Another idea; cover it with a giant rendering of what would be seen if the building was not there at all. With the Mall itself all repaired that “building” is going to begin to stand out.
Sunday, April 12, 2009
Saturday, April 4, 2009
The "bag lady" and the other silhouettes on the Charlottesville Mall have stayed put during the recent re-bricking. Things look pretty grim in the above photo, but today it was sunny, warm, and the City had paid a good jazz band to play. So, in spite of the unfinished spots, there was quite a bit of activity.

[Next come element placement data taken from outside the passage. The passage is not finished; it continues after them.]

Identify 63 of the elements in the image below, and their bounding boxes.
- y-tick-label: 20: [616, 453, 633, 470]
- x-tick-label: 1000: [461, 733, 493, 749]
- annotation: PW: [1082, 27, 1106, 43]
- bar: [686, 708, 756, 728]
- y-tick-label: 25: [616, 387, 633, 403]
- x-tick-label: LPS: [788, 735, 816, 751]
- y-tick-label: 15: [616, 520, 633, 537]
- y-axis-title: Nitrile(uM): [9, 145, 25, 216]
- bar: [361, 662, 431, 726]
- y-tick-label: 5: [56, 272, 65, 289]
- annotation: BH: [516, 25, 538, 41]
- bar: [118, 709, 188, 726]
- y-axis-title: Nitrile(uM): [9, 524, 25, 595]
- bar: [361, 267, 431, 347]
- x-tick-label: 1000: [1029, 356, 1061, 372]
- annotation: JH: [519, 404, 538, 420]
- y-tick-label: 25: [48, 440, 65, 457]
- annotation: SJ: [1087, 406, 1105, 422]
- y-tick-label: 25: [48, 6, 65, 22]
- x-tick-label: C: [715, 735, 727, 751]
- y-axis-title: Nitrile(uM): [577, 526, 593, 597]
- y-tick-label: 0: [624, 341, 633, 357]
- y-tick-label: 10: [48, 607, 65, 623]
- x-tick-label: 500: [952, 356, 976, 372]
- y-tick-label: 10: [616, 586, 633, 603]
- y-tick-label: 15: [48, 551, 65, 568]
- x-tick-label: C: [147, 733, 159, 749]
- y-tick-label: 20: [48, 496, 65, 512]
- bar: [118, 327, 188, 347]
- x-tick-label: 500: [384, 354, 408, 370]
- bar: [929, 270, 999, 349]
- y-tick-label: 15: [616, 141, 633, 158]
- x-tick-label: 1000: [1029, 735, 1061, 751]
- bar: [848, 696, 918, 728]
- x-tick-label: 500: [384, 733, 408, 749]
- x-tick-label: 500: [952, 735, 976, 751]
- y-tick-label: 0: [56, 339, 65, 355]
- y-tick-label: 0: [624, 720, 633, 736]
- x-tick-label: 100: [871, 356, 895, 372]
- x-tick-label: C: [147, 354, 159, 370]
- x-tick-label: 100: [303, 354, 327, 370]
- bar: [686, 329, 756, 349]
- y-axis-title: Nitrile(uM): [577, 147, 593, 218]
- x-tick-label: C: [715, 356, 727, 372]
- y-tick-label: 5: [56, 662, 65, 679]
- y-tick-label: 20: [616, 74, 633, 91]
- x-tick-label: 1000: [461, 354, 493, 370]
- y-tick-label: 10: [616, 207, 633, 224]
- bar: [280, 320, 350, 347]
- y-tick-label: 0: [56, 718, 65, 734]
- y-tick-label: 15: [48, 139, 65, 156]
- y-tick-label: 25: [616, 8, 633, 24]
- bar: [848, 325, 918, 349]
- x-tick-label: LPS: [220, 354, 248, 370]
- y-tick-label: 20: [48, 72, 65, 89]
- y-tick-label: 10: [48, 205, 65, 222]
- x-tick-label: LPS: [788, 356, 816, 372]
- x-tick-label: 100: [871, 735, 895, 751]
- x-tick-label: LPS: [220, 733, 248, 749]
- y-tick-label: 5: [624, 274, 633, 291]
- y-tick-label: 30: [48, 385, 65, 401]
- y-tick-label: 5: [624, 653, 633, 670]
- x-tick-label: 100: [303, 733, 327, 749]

The following story happened about a month back;
It was about the first warm day and it was sunny at the end of the Downtown Mall, by the Bus station. The Vendors were there with their gear, but it was, for the most part, wool caps and other winter items. I had taken the afternoon off from work and had secured a Washington Post, and found a spot on one of the small benches in front of the City Building.

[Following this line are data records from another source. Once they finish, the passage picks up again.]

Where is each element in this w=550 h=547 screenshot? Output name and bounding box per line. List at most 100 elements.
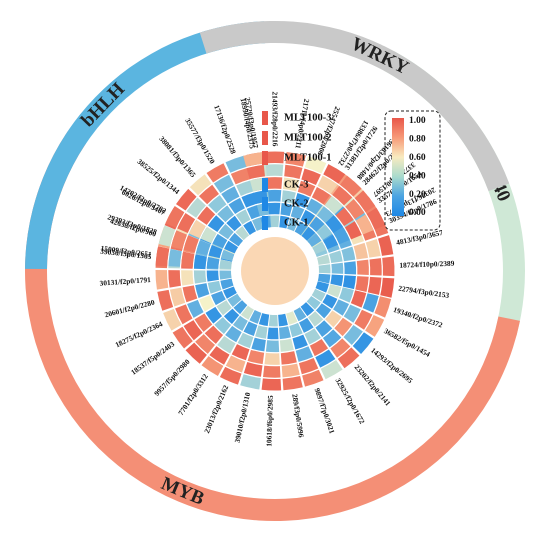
heat-cell-myb-8-mlt100-1 xyxy=(247,349,265,365)
heat-cell-wd40-6-ck-3 xyxy=(342,275,356,290)
heat-cell-wd40-4-ck-2 xyxy=(329,250,343,264)
heat-cell-wrky-6-mlt100-3 xyxy=(354,190,376,213)
heat-cell-myb-2-mlt100-2 xyxy=(343,324,363,346)
heat-cell-myb-12-mlt100-1 xyxy=(194,313,213,332)
heatmap-cells xyxy=(155,151,395,391)
heat-cell-wrky-2-mlt100-3 xyxy=(285,152,306,167)
heat-cell-wd40-4-mlt100-3 xyxy=(378,235,394,256)
heat-cell-wd40-6-ck-2 xyxy=(330,274,344,287)
gene-label: 19340/f2p0/2372 xyxy=(392,305,444,330)
heat-cell-bhlh-4-ck-3 xyxy=(217,205,235,223)
heat-cell-bhlh-3-mlt100-2 xyxy=(186,197,206,218)
heat-cell-wrky-4-ck-3 xyxy=(306,198,323,215)
gene-label: 22794/f3p0/2153 xyxy=(398,284,450,300)
heat-cell-myb-4-mlt100-3 xyxy=(320,360,343,380)
heat-cell-wd40-4-mlt100-2 xyxy=(365,239,381,258)
heat-cell-myb-0-ck-2 xyxy=(327,284,342,298)
heat-cell-myb-1-mlt100-2 xyxy=(354,309,373,330)
heat-cell-myb-13-ck-1 xyxy=(223,286,237,299)
heat-cell-bhlh-3-ck-3 xyxy=(207,215,225,233)
heat-cell-wrky-7-mlt100-2 xyxy=(355,214,374,235)
gene-label: 9957/f5p0/2980 xyxy=(152,357,192,398)
legend-tick-label: 0.60 xyxy=(409,153,426,163)
gene-label: 4813/f3p0/3657 xyxy=(395,228,444,247)
heat-cell-wrky-3-ck-3 xyxy=(294,193,310,209)
color-legend: 1.00 0.80 0.60 0.40 0.20 0.00 xyxy=(384,110,441,231)
gene-label: 14202/f2p0/2702 xyxy=(118,183,168,215)
heat-cell-wrky-5-ck-1 xyxy=(301,226,316,241)
heat-cell-myb-5-mlt100-1 xyxy=(295,346,314,362)
heat-cell-bhlh-6-mlt100-2 xyxy=(230,167,251,185)
heat-cell-myb-4-ck-2 xyxy=(299,317,314,333)
heat-cell-myb-3-mlt100-2 xyxy=(330,338,351,358)
gene-label: 17136/f2p0/2528 xyxy=(212,104,238,156)
gene-label: 14293/f2p0/2695 xyxy=(369,346,415,386)
heat-cell-myb-1-ck-2 xyxy=(322,294,338,309)
heat-cell-myb-15-ck-3 xyxy=(193,270,207,284)
family-label-bhlh: bHLH xyxy=(77,79,129,132)
heat-cell-myb-9-mlt100-2 xyxy=(225,355,246,373)
gene-label: 21493/f28p0/2216 xyxy=(271,91,280,146)
heat-cell-wrky-7-mlt100-1 xyxy=(344,221,362,240)
heat-cell-myb-2-ck-3 xyxy=(325,310,342,328)
heat-cell-myb-5-ck-1 xyxy=(286,311,298,325)
heat-cell-wd40-5-mlt100-2 xyxy=(369,258,382,276)
heat-cell-bhlh-6-ck-1 xyxy=(252,217,264,231)
row-marker xyxy=(262,197,268,211)
heat-cell-bhlh-2-ck-2 xyxy=(212,233,228,249)
heat-cell-myb-1-ck-1 xyxy=(311,288,326,302)
legend-tick-label: 0.00 xyxy=(409,208,426,218)
family-label-wrky: WRKY xyxy=(348,33,412,79)
center-disc xyxy=(241,237,309,305)
heat-cell-bhlh-4-ck-2 xyxy=(226,215,242,232)
heat-cell-wrky-4-ck-1 xyxy=(294,221,308,236)
heat-cell-myb-11-mlt100-1 xyxy=(204,325,224,344)
heat-cell-myb-14-mlt100-1 xyxy=(182,285,198,303)
heat-cell-wrky-3-ck-1 xyxy=(287,217,299,232)
heat-cell-myb-7-ck-2 xyxy=(267,327,279,340)
heat-cell-bhlh-5-ck-1 xyxy=(243,220,257,235)
heat-cell-wrky-7-mlt100-3 xyxy=(366,207,386,230)
heat-cell-wd40-6-ck-1 xyxy=(317,273,331,284)
heat-cell-myb-13-mlt100-1 xyxy=(187,299,204,318)
gene-label: 23013/f2p0/2162 xyxy=(202,383,230,434)
heat-cell-myb-14-ck-3 xyxy=(195,283,210,299)
heat-cell-wrky-4-mlt100-1 xyxy=(311,187,331,205)
heat-cell-wrky-5-mlt100-2 xyxy=(332,185,353,206)
heat-cell-myb-15-mlt100-3 xyxy=(155,270,169,290)
heat-cell-myb-0-mlt100-1 xyxy=(350,290,367,308)
heat-cell-myb-4-ck-3 xyxy=(304,328,321,345)
legend-ticks: 1.00 0.80 0.60 0.40 0.20 0.00 xyxy=(409,116,426,218)
heat-cell-myb-3-ck-2 xyxy=(308,311,324,327)
heat-cell-bhlh-2-mlt100-3 xyxy=(165,206,185,228)
heat-cell-myb-10-ck-2 xyxy=(233,315,248,331)
heat-cell-myb-8-mlt100-2 xyxy=(243,362,263,377)
heat-cell-myb-0-ck-3 xyxy=(339,287,354,303)
heat-cell-wrky-2-ck-2 xyxy=(280,203,293,217)
heat-cell-myb-3-mlt100-3 xyxy=(337,347,360,369)
gene-label: 9897/f7p0/3021 xyxy=(313,387,337,435)
heat-cell-wd40-4-mlt100-1 xyxy=(353,242,368,260)
heat-cell-wrky-6-mlt100-2 xyxy=(345,198,365,220)
family-arc-wrky xyxy=(199,20,510,192)
heat-cell-myb-4-mlt100-2 xyxy=(315,349,336,368)
legend-frame xyxy=(384,110,441,231)
heat-cell-myb-7-mlt100-2 xyxy=(263,365,281,378)
gene-label: 23202/f2p0/2141 xyxy=(353,363,393,408)
heat-cell-myb-13-ck-3 xyxy=(199,295,215,312)
heat-cell-bhlh-3-mlt100-1 xyxy=(197,206,216,225)
heat-cell-bhlh-2-mlt100-2 xyxy=(177,212,196,233)
heat-cell-wrky-6-ck-2 xyxy=(316,224,333,241)
heat-cell-bhlh-2-mlt100-1 xyxy=(188,219,206,239)
heat-cell-wrky-1-mlt100-3 xyxy=(264,151,285,164)
heat-cell-bhlh-3-mlt100-3 xyxy=(175,188,197,211)
heat-cell-myb-15-mlt100-2 xyxy=(168,270,181,288)
heat-cell-myb-8-ck-3 xyxy=(251,337,266,352)
heat-cell-bhlh-0-mlt100-3 xyxy=(155,246,170,267)
family-label-myb: MYB xyxy=(158,473,207,510)
heat-cell-bhlh-1-ck-2 xyxy=(208,244,223,259)
heat-cell-wd40-5-ck-3 xyxy=(344,261,357,275)
heat-cell-myb-14-mlt100-3 xyxy=(157,289,174,311)
row-label: MLT100-1 xyxy=(284,152,331,163)
heat-cell-myb-10-ck-1 xyxy=(240,305,254,320)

It wasn’t long before an older man sat down on the bench to the left of mine. He started up a conversation, asking me how old I was. I was having some trouble understanding him, and had to ask him to repeat what he said. His voice was gravelly and weak, but I had decided to hear him out so I kept asking him to repeat things when I hadn’t heard them.
He had been conscripted into the army during the last part of senior high school, as World War II had gone on for a while, and the army was short of fresh troops. He went directly into a rushed basic training. The food at the camp was being cooked by German POW’s, as many had been brought to the U.S. to take on jobs that would normally be done by our own troops. It was the troop shortage problem again.
He was put on a boat, but it took a number of months to make it to France. This was a time when the German submarines were far too effective in attacks on vessels. So, the soldiers were anxious to go ashore. He said that by the time his platoon arrived, the war was being waged elsewhere. By that point the Germans were decimated, and soldiers had tried to blend in and run. All he did was guard duty, night after night.
Towards 4 a.m. on a guard duty, on a very cold night, he was startled when he heard a distinct “click” right behind him. He turned around to see a German, in uniform, pointing his gun towards the ground. The sound was his uncocking the gun. He turned and simply walked away. The story teller said he had plenty of time to shoot him if he had wanted to, since the German was making his way across a muddy open field. But, he saw no point in it.
It was interesting. Since this had sort of cropped up at the end of a longer, wandering narrative, I instinctively felt that it was a true story.
Wednesday, April 1, 2009
Last year Fred Frith and Evelyn Glennie were resident artists for the UVA Music Department. I missed the concert they did together, but caught Mr. Frith and the UVA Music Students in their concert.
That was a very unusual night in itself. It was evident that students were encouraged to bring improvised instruments. One table appeared to consist of guitar effect pedals, with no instrument as a source. The artifacts of the pedals were the source. The stage was filled with students. There were music stands too, but I think that large areas of time were assigned to pure improvisation. On the other hand, the introduction and ending of the piece was carefully followed from a written score.
Mr. Frith used mostly electric guitars which were either played directly, or bowed with both gut and “electronic” bows. After a while, he slowly moved away from the stage and was gone until the end of the piece, where he once again joined with the others. It was an entertaining performance, and the students appeared to really enjoy the experimentation.
Just recently I decided to look into Evelyn Glennie, and was amazed by some of this percussionist’s accomplishments. What was even more startling was that she became deaf at age 12. After searching a bit, I found some examples of her playing and a lecture she gave for TED (Technology, Entertainment and Design). I’ve included the You Tube material and link to the TED lecture. The TED lecture, where she explains how she learned to listen with her body, is remarkable.